I know it may not be the place for everyone, but I want to share my community with others. I enjoy discussing it, but I also enjoy learning about others' religions and I respect the multitude of things people believe in. We should be sharing our beliefs with each other. But when you share, you should never condemn others for sharing. We are all individuals and as individuals we have differences. It is inevitable. That's part of what makes life awesome.

The UU church cam to be by people who believed in building a better world. Our roots actually stem from Christianity. Thomas Jefferson was a Christian (later a Unitarian) who believed in love, science, and the future. He even believed that by this day and age, everyone would be a Unitarian Universalist.

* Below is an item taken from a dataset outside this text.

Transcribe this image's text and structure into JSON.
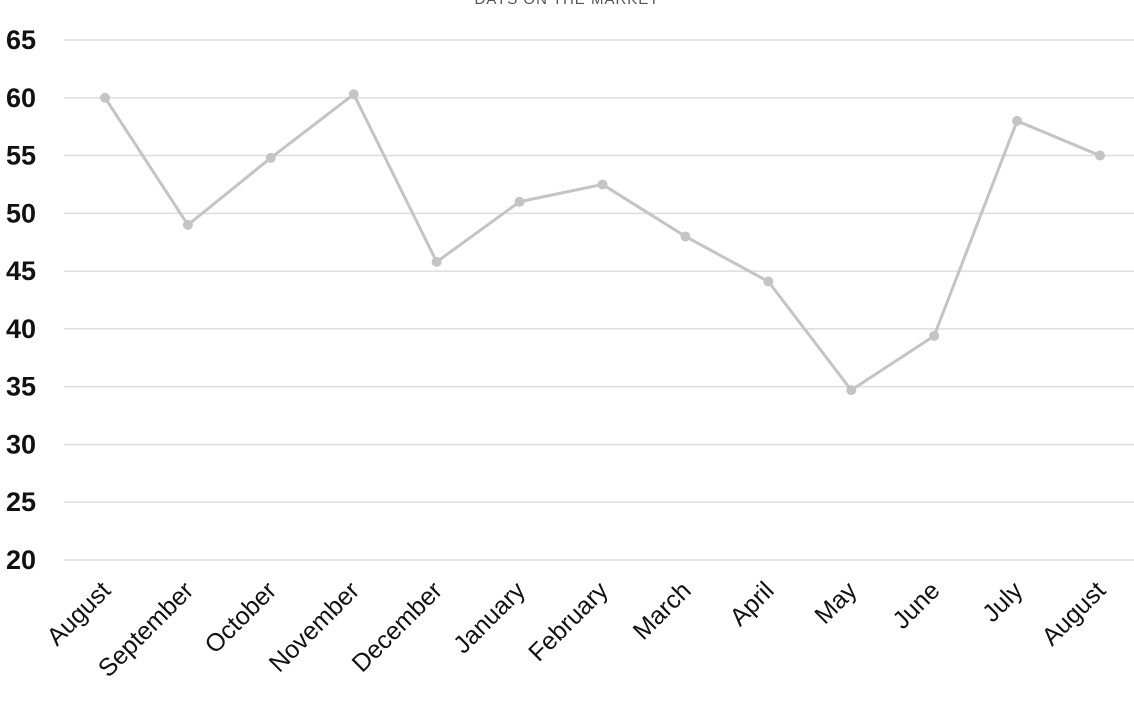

Unitarian Universalism is a liberal religion.
(Not to be confused with liberal politics.) And we are not the only ones. There are plenty of religious congregations that have more liberal beliefs as well. Most UUs do not find the church until after being raised Baptist, Methodist, Catholic, etc. and come in with a lot of religious baggage. I was not raised with religion and even I carry some baggage - perceptions of religion that I either didn't understand or only knew negative stereotypes about. But I'm learning now that not all religion is as bad as I once thought. :) I am at a comfortable point of knowing that I can never know the truth for sure. My new religion let's me hold this untruth as my truth (if that makes sense).
God is not fully known to us.

Each member sees God in a different way. Whether one of our members are Atheist, Agnostic, or non-denominational, we're all just searching for the truth. For some, that truth is science. For others, that truth may lie in the secrets of nature. For me, it's science and love. And yes, I struggle sometimes, but that's why I've started on this journey; why I decided to join the church.

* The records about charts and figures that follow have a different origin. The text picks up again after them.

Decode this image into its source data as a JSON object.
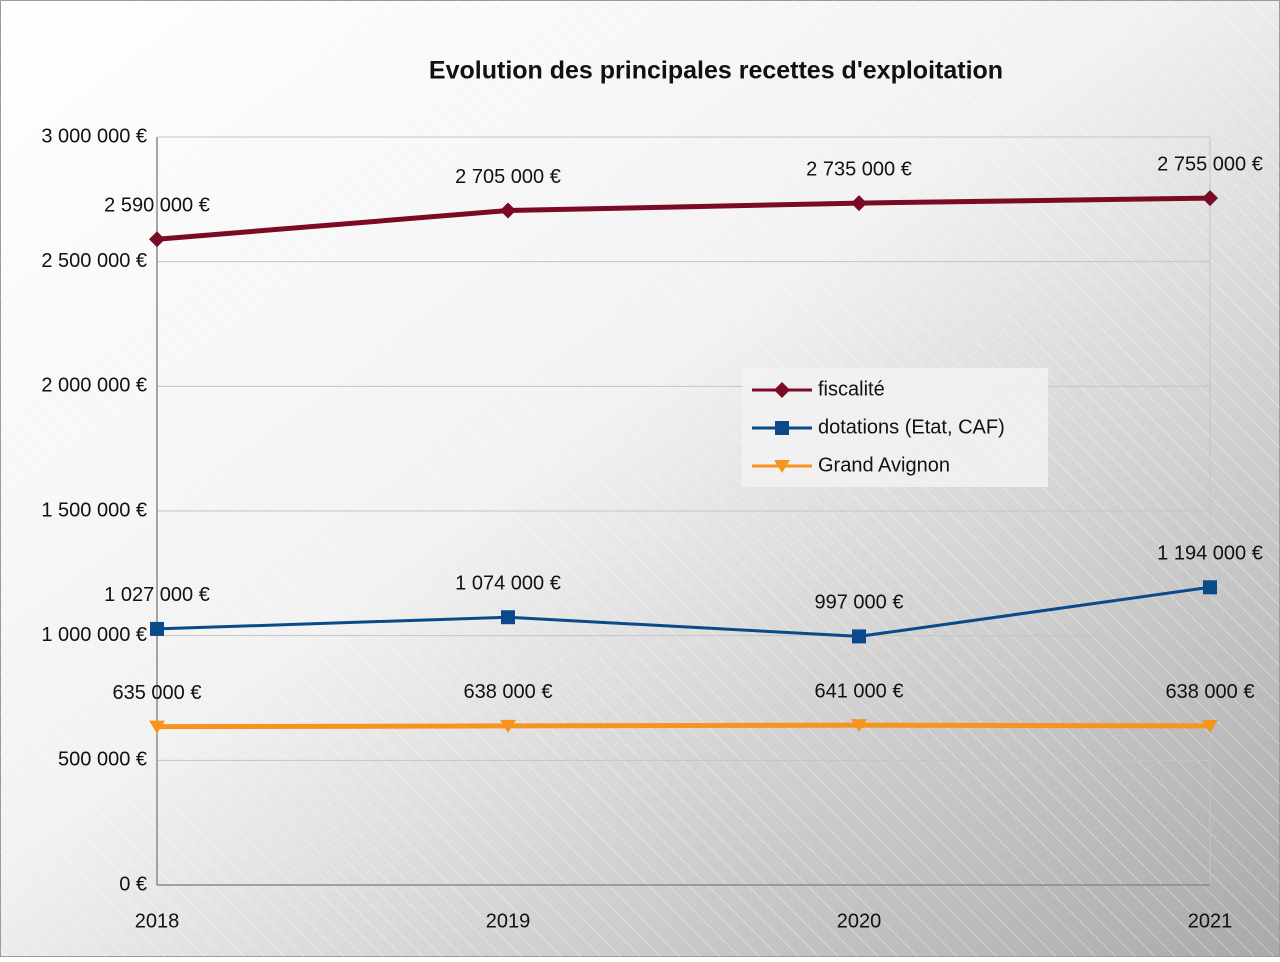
{
  "chart_data": {
    "type": "line",
    "title": "Evolution des principales recettes d'exploitation",
    "categories": [
      "2018",
      "2019",
      "2020",
      "2021"
    ],
    "series": [
      {
        "name": "fiscalité",
        "color": "#7b0a24",
        "marker": "diamond",
        "values": [
          2590000,
          2705000,
          2735000,
          2755000
        ],
        "value_labels": [
          "2 590 000 €",
          "2 705 000 €",
          "2 735 000 €",
          "2 755 000 €"
        ]
      },
      {
        "name": "dotations (Etat, CAF)",
        "color": "#0b4a8a",
        "marker": "square",
        "values": [
          1027000,
          1074000,
          997000,
          1194000
        ],
        "value_labels": [
          "1 027 000 €",
          "1 074 000 €",
          "997 000 €",
          "1 194 000 €"
        ]
      },
      {
        "name": "Grand Avignon",
        "color": "#f7941d",
        "marker": "triangle-down",
        "values": [
          635000,
          638000,
          641000,
          638000
        ],
        "value_labels": [
          "635 000 €",
          "638 000 €",
          "641 000 €",
          "638 000 €"
        ]
      }
    ],
    "ylim": [
      0,
      3000000
    ],
    "yticks": [
      {
        "value": 0,
        "label": "0 €"
      },
      {
        "value": 500000,
        "label": "500 000 €"
      },
      {
        "value": 1000000,
        "label": "1 000 000 €"
      },
      {
        "value": 1500000,
        "label": "1 500 000 €"
      },
      {
        "value": 2000000,
        "label": "2 000 000 €"
      },
      {
        "value": 2500000,
        "label": "2 500 000 €"
      },
      {
        "value": 3000000,
        "label": "3 000 000 €"
      }
    ],
    "grid": true
  }
}
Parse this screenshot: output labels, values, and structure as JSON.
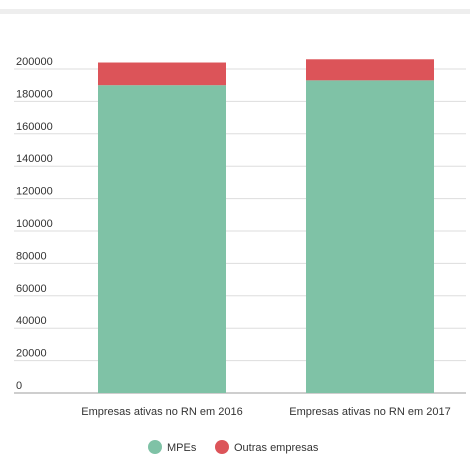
{
  "chart_data": {
    "type": "bar",
    "stacked": true,
    "categories": [
      "Empresas ativas no RN em 2016",
      "Empresas ativas no RN em 2017"
    ],
    "series": [
      {
        "name": "MPEs",
        "color": "#7fc2a6",
        "values": [
          190000,
          193000
        ]
      },
      {
        "name": "Outras empresas",
        "color": "#dc5459",
        "values": [
          14000,
          13000
        ]
      }
    ],
    "yticks": [
      0,
      20000,
      40000,
      60000,
      80000,
      100000,
      120000,
      140000,
      160000,
      180000,
      200000
    ],
    "ylim": [
      0,
      210000
    ],
    "grid": true,
    "legend_position": "bottom"
  }
}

I want to be a better person. I want to love as many people as possible. I want that love to spread to others as well.

"God is too big for any one religion to own," said the minister we listened to that day.

He reminded us that our religion is not a creedal church. We do not require our members to believe in the same things in order to remain members. The only thing we require is openness and acceptance. We may not verbally express God in everyday practice, but this is how we see Him in relation to us and our world.

I've been going to this church since February(ish). I didn't realize how much I actually enjoyed going until recently. I find myself talking about it any chance I get. It's like falling in love. You want to tell as many people as possible. And trust me, the more I learn about, the more I plan on sharing.

It's difficult to share everything in one post, and he says everything a lot more eloquently than I've just done here, which is why I've linked the video throughout this post. Listen to it while you're sending emails or sweeping at home. It's a nice listen.